Reskilling America

Regular price $29.99
After decades of off-shoring, downsizing, shuttered factories, and stranded blue collar workers, the United States is on the edge of an industrial renaissance. This is news that would have seemed beyond improbable even a decade ago, but companies like Motorola Mobility, Apple, BMW, Bosch, and Volkswagen are opening plants and committing millions of dollars to build new products here. There is no question that these manufacturing jobs are going to look different from the ones that were outsourced beginning in the late 1990s. Changes in technology mean that there will be fewer jobs in these new factories, and they will require different skills, since today’s manufacturing work is largely done in front of a computer. And while the return of jobs is encouraging, it is becoming apparent that those skilled workers are hard to find.
 
Katherine Newman and Hella Winston’s provocative new book, Learning to Labor in the 21st Century, reveals the scope of that skills gap and looks at what the U.S. education system has to do to prepare students entering the workforce with the skills that this industrial renaissance will demand. This training was once the province of a vocational education system that made American manufacturing the envy of the world. Today, vocational education has faltered, despite extraordinarily dedicated teachers and highly motivated working class students.
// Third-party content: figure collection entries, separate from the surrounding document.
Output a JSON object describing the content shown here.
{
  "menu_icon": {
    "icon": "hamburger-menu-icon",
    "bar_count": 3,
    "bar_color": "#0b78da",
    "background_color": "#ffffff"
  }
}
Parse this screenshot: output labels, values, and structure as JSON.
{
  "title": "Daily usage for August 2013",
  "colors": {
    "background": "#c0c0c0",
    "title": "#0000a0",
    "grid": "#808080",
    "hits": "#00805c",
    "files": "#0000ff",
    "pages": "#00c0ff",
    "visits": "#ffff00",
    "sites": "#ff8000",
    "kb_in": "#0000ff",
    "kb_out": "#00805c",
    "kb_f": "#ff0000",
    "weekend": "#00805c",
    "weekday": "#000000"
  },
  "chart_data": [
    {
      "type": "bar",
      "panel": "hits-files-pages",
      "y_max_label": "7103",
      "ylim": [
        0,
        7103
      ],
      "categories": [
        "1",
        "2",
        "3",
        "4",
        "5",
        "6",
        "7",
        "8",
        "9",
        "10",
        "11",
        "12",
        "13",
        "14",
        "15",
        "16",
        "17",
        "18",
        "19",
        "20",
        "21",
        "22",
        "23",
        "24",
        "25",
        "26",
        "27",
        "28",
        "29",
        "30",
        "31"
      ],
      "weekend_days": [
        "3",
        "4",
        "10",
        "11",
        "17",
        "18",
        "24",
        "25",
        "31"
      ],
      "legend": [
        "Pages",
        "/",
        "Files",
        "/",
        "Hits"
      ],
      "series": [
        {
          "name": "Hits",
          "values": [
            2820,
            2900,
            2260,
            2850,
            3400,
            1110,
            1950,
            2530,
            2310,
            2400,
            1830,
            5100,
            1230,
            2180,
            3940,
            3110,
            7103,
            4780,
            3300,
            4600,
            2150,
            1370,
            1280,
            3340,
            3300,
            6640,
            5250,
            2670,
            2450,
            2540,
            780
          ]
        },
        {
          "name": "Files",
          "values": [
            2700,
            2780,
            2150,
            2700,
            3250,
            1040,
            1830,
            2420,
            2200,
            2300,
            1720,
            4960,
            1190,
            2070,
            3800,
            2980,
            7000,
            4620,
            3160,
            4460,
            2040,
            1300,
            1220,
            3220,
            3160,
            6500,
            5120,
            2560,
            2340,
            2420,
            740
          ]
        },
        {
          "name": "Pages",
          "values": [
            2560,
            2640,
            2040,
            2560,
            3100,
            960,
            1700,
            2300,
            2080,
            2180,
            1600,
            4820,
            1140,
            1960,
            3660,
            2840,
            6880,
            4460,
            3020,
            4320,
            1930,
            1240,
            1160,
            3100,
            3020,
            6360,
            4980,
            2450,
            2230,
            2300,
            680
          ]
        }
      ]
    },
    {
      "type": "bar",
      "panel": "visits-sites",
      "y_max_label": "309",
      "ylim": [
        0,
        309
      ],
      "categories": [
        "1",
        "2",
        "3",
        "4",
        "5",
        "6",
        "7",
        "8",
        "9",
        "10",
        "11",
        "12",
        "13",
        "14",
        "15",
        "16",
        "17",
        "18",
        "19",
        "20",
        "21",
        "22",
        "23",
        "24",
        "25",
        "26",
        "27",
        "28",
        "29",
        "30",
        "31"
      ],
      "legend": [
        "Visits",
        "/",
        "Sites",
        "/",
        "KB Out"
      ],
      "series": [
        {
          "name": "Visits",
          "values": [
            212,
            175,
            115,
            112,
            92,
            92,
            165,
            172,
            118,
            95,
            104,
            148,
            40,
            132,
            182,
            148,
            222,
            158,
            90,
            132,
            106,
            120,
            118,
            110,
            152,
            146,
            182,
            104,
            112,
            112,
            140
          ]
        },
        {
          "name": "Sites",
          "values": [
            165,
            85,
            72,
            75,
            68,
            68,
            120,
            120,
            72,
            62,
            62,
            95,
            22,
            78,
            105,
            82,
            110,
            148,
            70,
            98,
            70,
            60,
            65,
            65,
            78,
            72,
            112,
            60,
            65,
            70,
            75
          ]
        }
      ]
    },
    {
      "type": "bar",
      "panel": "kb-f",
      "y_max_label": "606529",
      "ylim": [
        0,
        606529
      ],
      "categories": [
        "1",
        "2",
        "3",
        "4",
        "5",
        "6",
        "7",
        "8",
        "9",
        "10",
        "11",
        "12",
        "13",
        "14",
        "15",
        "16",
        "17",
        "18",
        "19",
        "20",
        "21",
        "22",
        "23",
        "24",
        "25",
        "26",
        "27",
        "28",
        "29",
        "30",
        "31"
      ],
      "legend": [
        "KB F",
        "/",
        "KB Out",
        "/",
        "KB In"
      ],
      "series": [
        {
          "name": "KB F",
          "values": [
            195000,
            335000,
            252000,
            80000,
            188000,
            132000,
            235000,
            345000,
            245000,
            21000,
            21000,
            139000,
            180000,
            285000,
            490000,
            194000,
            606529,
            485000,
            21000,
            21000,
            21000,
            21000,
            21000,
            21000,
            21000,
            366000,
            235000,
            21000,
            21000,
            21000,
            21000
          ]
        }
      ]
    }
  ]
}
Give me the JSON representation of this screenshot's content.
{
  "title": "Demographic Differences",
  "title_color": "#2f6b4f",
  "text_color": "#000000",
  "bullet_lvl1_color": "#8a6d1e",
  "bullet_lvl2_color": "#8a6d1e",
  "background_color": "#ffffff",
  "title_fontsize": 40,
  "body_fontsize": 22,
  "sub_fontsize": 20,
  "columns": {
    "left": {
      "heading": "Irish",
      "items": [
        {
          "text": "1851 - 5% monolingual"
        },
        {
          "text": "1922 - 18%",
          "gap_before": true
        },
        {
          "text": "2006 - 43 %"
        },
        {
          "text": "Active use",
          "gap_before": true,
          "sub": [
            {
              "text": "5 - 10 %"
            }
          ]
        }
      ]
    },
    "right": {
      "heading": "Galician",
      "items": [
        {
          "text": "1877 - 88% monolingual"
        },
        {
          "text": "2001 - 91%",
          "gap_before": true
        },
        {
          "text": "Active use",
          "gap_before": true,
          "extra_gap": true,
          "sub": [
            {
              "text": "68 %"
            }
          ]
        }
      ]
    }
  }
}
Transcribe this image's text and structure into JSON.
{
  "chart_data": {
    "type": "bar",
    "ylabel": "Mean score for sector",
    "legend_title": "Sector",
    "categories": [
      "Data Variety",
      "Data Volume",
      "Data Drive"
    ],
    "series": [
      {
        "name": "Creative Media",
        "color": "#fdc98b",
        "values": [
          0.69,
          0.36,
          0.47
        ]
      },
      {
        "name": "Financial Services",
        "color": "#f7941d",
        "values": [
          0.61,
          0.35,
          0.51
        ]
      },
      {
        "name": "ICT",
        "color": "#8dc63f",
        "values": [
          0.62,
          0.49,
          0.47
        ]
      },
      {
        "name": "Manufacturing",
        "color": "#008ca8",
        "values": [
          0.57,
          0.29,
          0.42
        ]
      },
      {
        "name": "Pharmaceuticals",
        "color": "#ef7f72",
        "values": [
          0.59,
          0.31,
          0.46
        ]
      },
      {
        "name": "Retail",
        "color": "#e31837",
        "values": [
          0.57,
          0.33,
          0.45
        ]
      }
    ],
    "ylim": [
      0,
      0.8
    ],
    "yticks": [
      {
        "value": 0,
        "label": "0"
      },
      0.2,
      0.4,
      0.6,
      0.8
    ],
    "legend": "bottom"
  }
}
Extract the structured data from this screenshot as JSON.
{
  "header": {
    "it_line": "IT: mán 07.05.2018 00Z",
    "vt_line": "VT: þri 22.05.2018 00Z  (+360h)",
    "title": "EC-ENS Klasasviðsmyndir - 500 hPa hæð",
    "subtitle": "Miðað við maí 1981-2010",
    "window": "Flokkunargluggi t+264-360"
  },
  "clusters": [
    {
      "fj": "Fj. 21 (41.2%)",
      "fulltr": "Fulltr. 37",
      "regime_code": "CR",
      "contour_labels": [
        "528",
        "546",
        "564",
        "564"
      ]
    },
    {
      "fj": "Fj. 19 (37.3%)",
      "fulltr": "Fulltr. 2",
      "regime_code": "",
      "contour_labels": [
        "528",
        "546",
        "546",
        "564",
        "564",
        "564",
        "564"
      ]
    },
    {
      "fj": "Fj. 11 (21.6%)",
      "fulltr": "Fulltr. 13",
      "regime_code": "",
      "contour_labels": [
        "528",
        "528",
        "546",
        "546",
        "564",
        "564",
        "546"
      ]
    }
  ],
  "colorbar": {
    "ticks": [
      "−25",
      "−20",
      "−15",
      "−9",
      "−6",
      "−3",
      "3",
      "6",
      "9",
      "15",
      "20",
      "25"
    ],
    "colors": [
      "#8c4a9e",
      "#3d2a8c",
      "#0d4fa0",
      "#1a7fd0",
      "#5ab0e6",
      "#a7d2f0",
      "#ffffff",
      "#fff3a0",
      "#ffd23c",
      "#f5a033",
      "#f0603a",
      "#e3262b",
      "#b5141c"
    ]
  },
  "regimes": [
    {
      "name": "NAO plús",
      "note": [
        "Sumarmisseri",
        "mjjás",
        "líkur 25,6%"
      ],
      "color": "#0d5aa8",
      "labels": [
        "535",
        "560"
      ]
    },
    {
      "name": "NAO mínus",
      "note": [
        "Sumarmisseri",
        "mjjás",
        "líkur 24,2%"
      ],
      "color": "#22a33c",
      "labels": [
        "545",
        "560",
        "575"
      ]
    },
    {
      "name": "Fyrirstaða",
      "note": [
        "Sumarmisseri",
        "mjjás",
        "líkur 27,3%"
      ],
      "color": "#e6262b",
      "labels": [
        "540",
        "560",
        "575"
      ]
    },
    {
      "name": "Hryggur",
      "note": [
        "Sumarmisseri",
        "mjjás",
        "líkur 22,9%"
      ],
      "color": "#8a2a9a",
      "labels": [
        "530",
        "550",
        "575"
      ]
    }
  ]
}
We may need to turn to models from countries like Germany, with its robust training and apprenticeship system, to resuscitate vocational education in the U.S. But there are signs that such change is possible, as government and industry are beginning to recognize how critical it is for the residents of our industrial cities as well as for our economic prosperity that we seize the opportunities provided by the changing manufacturing landscape.